Jones also explains that the most effective way of generating that trustworthiness is customer care.

"Companies that don’t demonstrate complete and total focus on the customer are much less trusted than those companies that demonstrate customer focus," he adds.

The problem has also to do with a financial services sector that has decreased levels of trust. Against this backdrop, it becomes even more difficult to introduce a new technology, which is less trusted anyway.

"It is really, really difficult for the banks to get those new technologies introduced. The simple way to do that is to dramatically increase customer care, and to do that they’ve got to do things they don’t want to do like stop paying big bonuses, stop focusing on share price and do all the things that they believe to be central to their business," the psychologist says.

Having said this, is there a way to generate the need for mobile payments, following the Apple example?

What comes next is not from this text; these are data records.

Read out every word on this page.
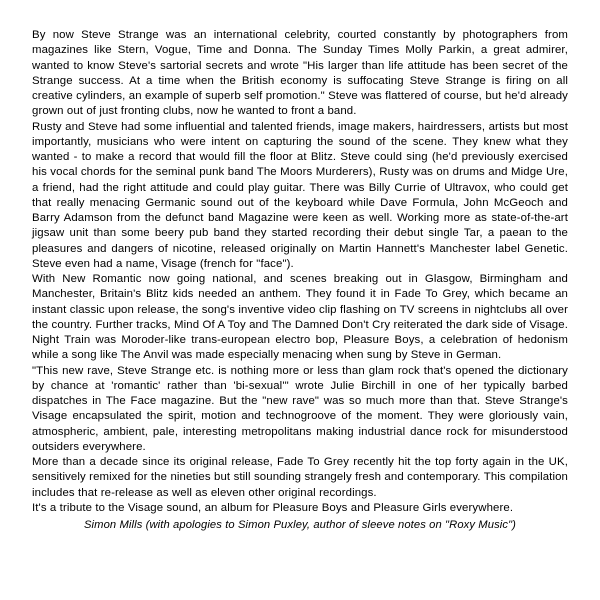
By now Steve Strange was an international celebrity, courted constantly by photographers from magazines like Stern, Vogue, Time and Donna. The Sunday Times Molly Parkin, a great admirer, wanted to know Steve's sartorial secrets and wrote "His larger than life attitude has been secret of the Strange success. At a time when the British economy is suffocating Steve Strange is firing on all creative cylinders, an example of superb self promotion." Steve was flattered of course, but he'd already grown out of just fronting clubs, now he wanted to front a band.

Rusty and Steve had some influential and talented friends, image makers, hairdressers, artists but most importantly, musicians who were intent on capturing the sound of the scene. They knew what they wanted - to make a record that would fill the floor at Blitz. Steve could sing (he'd previously exercised his vocal chords for the seminal punk band The Moors Murderers), Rusty was on drums and Midge Ure, a friend, had the right attitude and could play guitar. There was Billy Currie of Ultravox, who could get that really menacing Germanic sound out of the keyboard while Dave Formula, John McGeoch and Barry Adamson from the defunct band Magazine were keen as well. Working more as state-of-the-art jigsaw unit than some beery pub band they started recording their debut single Tar, a paean to the pleasures and dangers of nicotine, released originally on Martin Hannett's Manchester label Genetic. Steve even had a name, Visage (french for "face").

With New Romantic now going national, and scenes breaking out in Glasgow, Birmingham and Manchester, Britain's Blitz kids needed an anthem. They found it in Fade To Grey, which became an instant classic upon release, the song's inventive video clip flashing on TV screens in nightclubs all over the country. Further tracks, Mind Of A Toy and The Damned Don't Cry reiterated the dark side of Visage. Night Train was Moroder-like trans-european electro bop, Pleasure Boys, a celebration of hedonism while a song like The Anvil was made especially menacing when sung by Steve in German.

"This new rave, Steve Strange etc. is nothing more or less than glam rock that's opened the dictionary by chance at 'romantic' rather than 'bi-sexual'" wrote Julie Birchill in one of her typically barbed dispatches in The Face magazine. But the "new rave" was so much more than that. Steve Strange's Visage encapsulated the spirit, motion and technogroove of the moment. They were gloriously vain, atmospheric, ambient, pale, interesting metropolitans making industrial dance rock for misunderstood outsiders everywhere.

More than a decade since its original release, Fade To Grey recently hit the top forty again in the UK, sensitively remixed for the nineties but still sounding strangely fresh and contemporary. This compilation includes that re-release as well as eleven other original recordings.

It's a tribute to the Visage sound, an album for Pleasure Boys and Pleasure Girls everywhere.

Simon Mills (with apologies to Simon Puxley, author of sleeve notes on "Roxy Music")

The straight answer is ‘no’.

"People will use mobile payments if it’s convenient for them. And the industry might be able to generate the need but it is going to take a lot of effort."

For this reason the conclusion reached by the psychologist is unexpected: "All the money and effort in trying to generate that need could be better spent in creating loads of separate, individual, highly targeted websites that meet specific needs for the bulk of people for what they want."

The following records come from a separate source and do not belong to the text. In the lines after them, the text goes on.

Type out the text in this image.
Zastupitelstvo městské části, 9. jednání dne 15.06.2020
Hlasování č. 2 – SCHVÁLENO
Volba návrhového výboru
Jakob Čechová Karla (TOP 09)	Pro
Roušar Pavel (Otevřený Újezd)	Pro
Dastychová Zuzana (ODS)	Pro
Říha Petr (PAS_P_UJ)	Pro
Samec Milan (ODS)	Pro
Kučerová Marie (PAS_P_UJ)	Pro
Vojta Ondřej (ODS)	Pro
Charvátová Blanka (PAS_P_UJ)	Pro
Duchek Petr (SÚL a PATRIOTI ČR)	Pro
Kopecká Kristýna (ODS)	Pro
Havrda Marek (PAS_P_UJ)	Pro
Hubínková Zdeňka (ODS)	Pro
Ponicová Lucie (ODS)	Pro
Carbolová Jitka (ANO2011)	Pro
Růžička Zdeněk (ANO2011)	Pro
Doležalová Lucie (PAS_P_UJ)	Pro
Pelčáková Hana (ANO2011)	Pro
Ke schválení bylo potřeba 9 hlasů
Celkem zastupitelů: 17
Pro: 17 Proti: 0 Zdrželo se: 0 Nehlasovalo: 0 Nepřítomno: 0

In some markets internet banking will be the future, not mobile banking, says Jones.

Loyalty programmes: an insight
Loyalty programmes are often identified as an important feature that will drive the change in how people pay. Could this be the convenience-element people are looking for? The issue here is to understand how willing consumers are to sacrifice part of their privacy in exchange for a better deal.
"There are ‘promiscuous shoppers’, people who are willing to move around change to get the latest offer on something, but they’re relatively few. Most people’s loyalty is not loyalty to the business; it is loyalty because it’s too complicated to move."

However, generally speaking, "people are very willing to give up part of their privacy in return for an offer of some kind," Jones says.
"Millions of people do so already with big brands. People realise there is a trade off between letting a company know more personal information and receiving something personally beneficial. Some people are not prepared to give out much personal information and realise they will lose out on those deals. Yet other people are motivated by the deals and are happy to release information."

The truth is that the big change will happen when the new generations is in charge. So, what will happen next?
"We don’t know. But what we do know is that if we don’t research how our customers are behaving then we are not going to get it right," the psychologist concludes.